Trois étoiles, nommées autrefois Sîrrhah, Mirrhah et Almah par les Arabes — alpha, bêta et gamma d’Andromède — disposées en ligne droite ascendante, apparurent sur l’écran. De part et d’autre de cette ligne, se trouvaient deux galaxies voisines : la Nébuleuse d’Andromède et la belle spirale M-33 dans la constellation du Triangle ... Mven Mas changea la pellicule.

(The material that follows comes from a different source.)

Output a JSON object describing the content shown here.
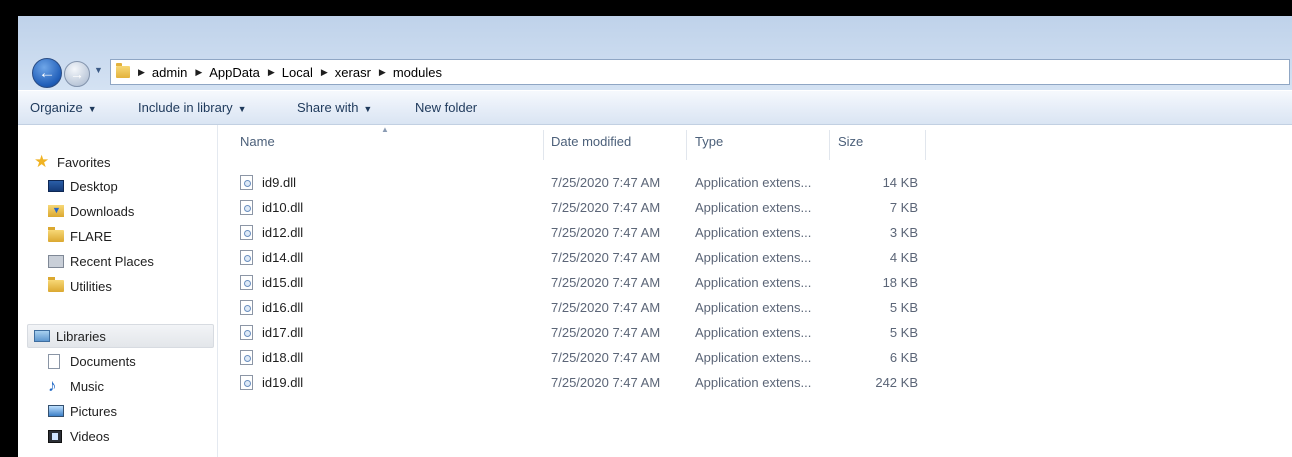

Voici, dans la constellation des Lévriers, une galaxie connue dès l’antiquité, et qu’on appelait alors NGK 5194 ou M-51. Située à 800 mille parsecs, c’est l’une des rares galaxies qui se présente à nos yeux perpendiculairement au plan de la « roue ». Un noyau dense et brillant, composé de milliards d’étoiles, d’où partent deux bras en spirale, aussi denses à leur base. Leurs longues extrémités deviennent toujours plus ternes et plus floues et finissent par disparaître dans la nuit cosmique, allongées dans des sens opposés, sur des dizaines de milliers de parsecs. Entre ces branches principales, s’étendent de courtes traînées lumineuses, amas d’étoiles et nuages de gaz phosphorescent, incurvées comme les ailettes d’une turbine et alternant avec des paquets de matière opaque.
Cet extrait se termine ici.